The stretch of road that hugs the southeast side of Seneca Lake is a monument to Deb Whiting. You're going out to eat, and how do you choose? There's the Newt, yes, but there's Stonecat Cafe. There's Suzanne, and Dano's. We're just getting started. It's a foodie's dream.
But there is a real risk now for the region. Deb Whiting was the thread that was often unseen, silently weaving culinary efforts together. She worked tirelessly for the Finger Lakes Culinary Bounty. Her goal was to share the stage, not own it. She knew that a team filled with all-stars is stronger than a team focused on one player.
It will not be easy to carry her efforts forward, but it will be necessary. This weekend, Judy Wiltberger smiled at the memory of Deb's eager pronouncements all those years ago. Deb has done her part to succeed where it was more than a little unlikely, and so many of us have benefited. She deserves to have her memory carried forward with even more significant successes for the region.

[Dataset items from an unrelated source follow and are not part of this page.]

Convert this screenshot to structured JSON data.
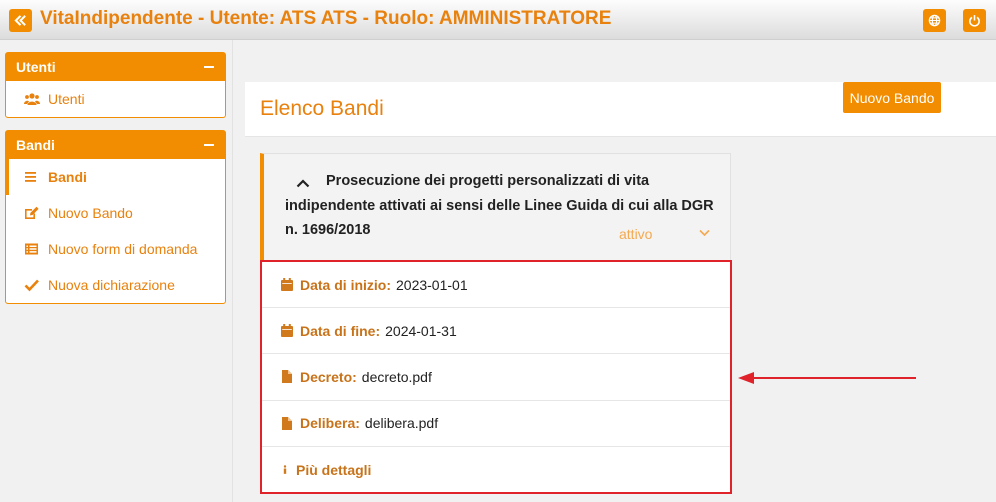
{
  "header": {
    "title": "VitaIndipendente - Utente: ATS ATS - Ruolo: AMMINISTRATORE",
    "toggle_icon": "double-chevron-left-icon",
    "language_icon": "globe-icon",
    "logout_icon": "power-icon"
  },
  "sidebar": {
    "panels": [
      {
        "title": "Utenti",
        "items": [
          {
            "label": "Utenti",
            "icon": "users-icon"
          }
        ]
      },
      {
        "title": "Bandi",
        "items": [
          {
            "label": "Bandi",
            "icon": "list-icon",
            "active": true
          },
          {
            "label": "Nuovo Bando",
            "icon": "edit-icon"
          },
          {
            "label": "Nuovo form di domanda",
            "icon": "form-list-icon"
          },
          {
            "label": "Nuova dichiarazione",
            "icon": "check-icon"
          }
        ]
      }
    ]
  },
  "main": {
    "page_title": "Elenco Bandi",
    "new_button": "Nuovo Bando",
    "bando": {
      "title": "Prosecuzione dei progetti personalizzati di vita indipendente attivati ai sensi delle Linee Guida di cui alla DGR n. 1696/2018",
      "status": "attivo",
      "details": [
        {
          "label": "Data di inizio:",
          "value": "2023-01-01",
          "icon": "calendar-icon"
        },
        {
          "label": "Data di fine:",
          "value": "2024-01-31",
          "icon": "calendar-icon"
        },
        {
          "label": "Decreto:",
          "value": "decreto.pdf",
          "icon": "file-icon"
        },
        {
          "label": "Delibera:",
          "value": "delibera.pdf",
          "icon": "file-icon"
        },
        {
          "label": "Più dettagli",
          "value": "",
          "icon": "info-icon"
        }
      ]
    }
  },
  "colors": {
    "accent": "#f28c00",
    "text_orange": "#e8810d",
    "highlight_border": "#e0222b"
  }
}
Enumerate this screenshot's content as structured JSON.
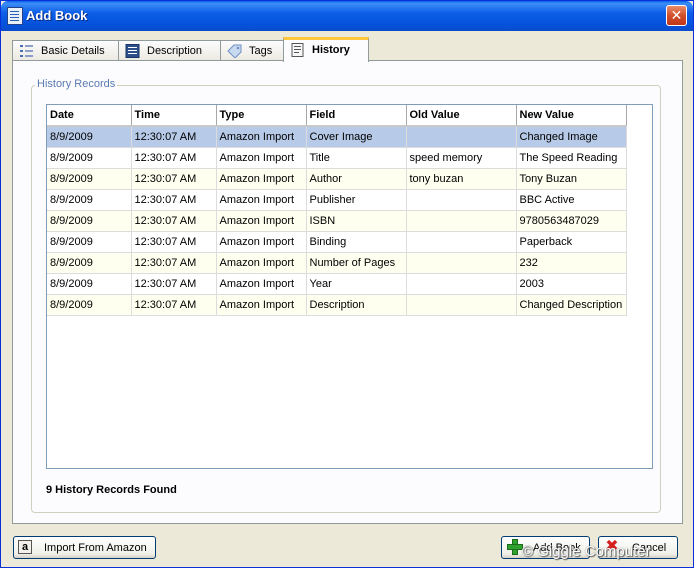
{
  "window": {
    "title": "Add Book",
    "close_label": "✕"
  },
  "tabs": [
    {
      "label": "Basic Details",
      "icon": "list-icon"
    },
    {
      "label": "Description",
      "icon": "document-icon"
    },
    {
      "label": "Tags",
      "icon": "tag-icon"
    },
    {
      "label": "History",
      "icon": "history-icon",
      "active": true
    }
  ],
  "history": {
    "group_label": "History Records",
    "columns": [
      "Date",
      "Time",
      "Type",
      "Field",
      "Old Value",
      "New Value"
    ],
    "rows": [
      {
        "date": "8/9/2009",
        "time": "12:30:07 AM",
        "type": "Amazon Import",
        "field": "Cover Image",
        "old": "",
        "new": "Changed Image"
      },
      {
        "date": "8/9/2009",
        "time": "12:30:07 AM",
        "type": "Amazon Import",
        "field": "Title",
        "old": "speed memory",
        "new": "The Speed Reading"
      },
      {
        "date": "8/9/2009",
        "time": "12:30:07 AM",
        "type": "Amazon Import",
        "field": "Author",
        "old": "tony buzan",
        "new": "Tony Buzan"
      },
      {
        "date": "8/9/2009",
        "time": "12:30:07 AM",
        "type": "Amazon Import",
        "field": "Publisher",
        "old": "",
        "new": "BBC Active"
      },
      {
        "date": "8/9/2009",
        "time": "12:30:07 AM",
        "type": "Amazon Import",
        "field": "ISBN",
        "old": "",
        "new": "9780563487029"
      },
      {
        "date": "8/9/2009",
        "time": "12:30:07 AM",
        "type": "Amazon Import",
        "field": "Binding",
        "old": "",
        "new": "Paperback"
      },
      {
        "date": "8/9/2009",
        "time": "12:30:07 AM",
        "type": "Amazon Import",
        "field": "Number of Pages",
        "old": "",
        "new": "232"
      },
      {
        "date": "8/9/2009",
        "time": "12:30:07 AM",
        "type": "Amazon Import",
        "field": "Year",
        "old": "",
        "new": "2003"
      },
      {
        "date": "8/9/2009",
        "time": "12:30:07 AM",
        "type": "Amazon Import",
        "field": "Description",
        "old": "",
        "new": "Changed Description"
      }
    ],
    "count_text": "9 History Records Found"
  },
  "buttons": {
    "import_label": "Import From Amazon",
    "amazon_glyph": "a",
    "add_label": "Add Book",
    "cancel_label": "Cancel",
    "cancel_glyph": "✖"
  },
  "watermark": "© Giggle Computer",
  "colors": {
    "title_bar": "#0551dc",
    "active_tab_accent": "#ffc83c",
    "selected_row": "#b7cbe8",
    "alt_row": "#fffff0"
  }
}
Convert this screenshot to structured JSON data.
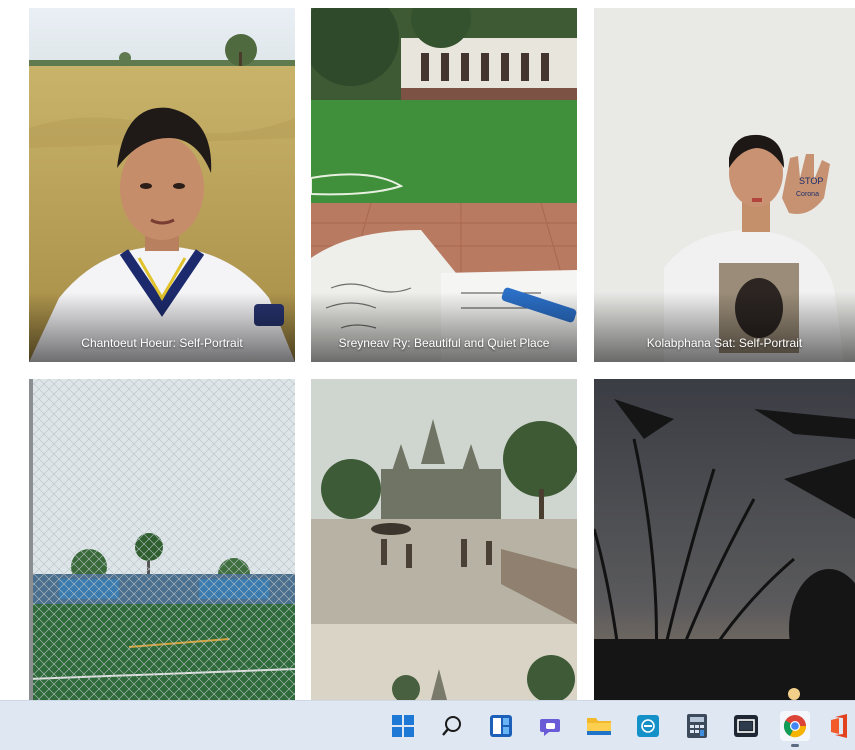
{
  "gallery": {
    "tiles": [
      {
        "caption": "Chantoeut Hoeur: Self-Portrait"
      },
      {
        "caption": "Sreyneav Ry: Beautiful and Quiet Place"
      },
      {
        "caption": "Kolabphana Sat: Self-Portrait"
      },
      {
        "caption": ""
      },
      {
        "caption": ""
      },
      {
        "caption": ""
      }
    ]
  },
  "taskbar": {
    "background": "#dfe7f3",
    "icons": [
      "windows-start-icon",
      "search-icon",
      "widgets-icon",
      "chat-icon",
      "file-explorer-icon",
      "mail-icon",
      "calculator-icon",
      "media-icon",
      "chrome-icon",
      "office-icon"
    ],
    "active": "chrome-icon"
  }
}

And there's that word again: deserves.
Dave Whiting deserves love and patience and support, and he'll get it. Ryan and Brenton and the rest of the Red Newt family deserve to know what Deb Whiting has meant to the Finger Lakes. There's comfort in knowing that they're already seeing it, and feeling it.
This week they will feel it directly when the region converges on the Newt to offer a formal goodbye.
Michael Warren Thomas, local broadcaster and leader in the local food movement, put forward an idea this weekend. What if, he suggested, we all showed our support by buying a couple of bottles of Red Newt wine? And what if our friends did, too? And what if some of us bought not just two bottles, but enough to use as hostess gifts and summer sippers and wintertime warmers?
His email spread quickly. It seems obvious -- so many of us already buy Red Newt wine, right? But Michael's point is that there is some urgency. He figures people can show support by supporting the business, buying the wine, visiting the tasting room, and dining at Red Newt Bistro. All summer long.
It is admittedly a difficult place to go these days. It will not be the same, ever. We can't expect it to be.
But we can feel good about this remarkable life, her relentless pursuit of quality, her refusal to even consider the notion that simply being good could be good enough. Our lives are fuller for having spent time with Deb Whiting, and grief doesn't have to have the last word.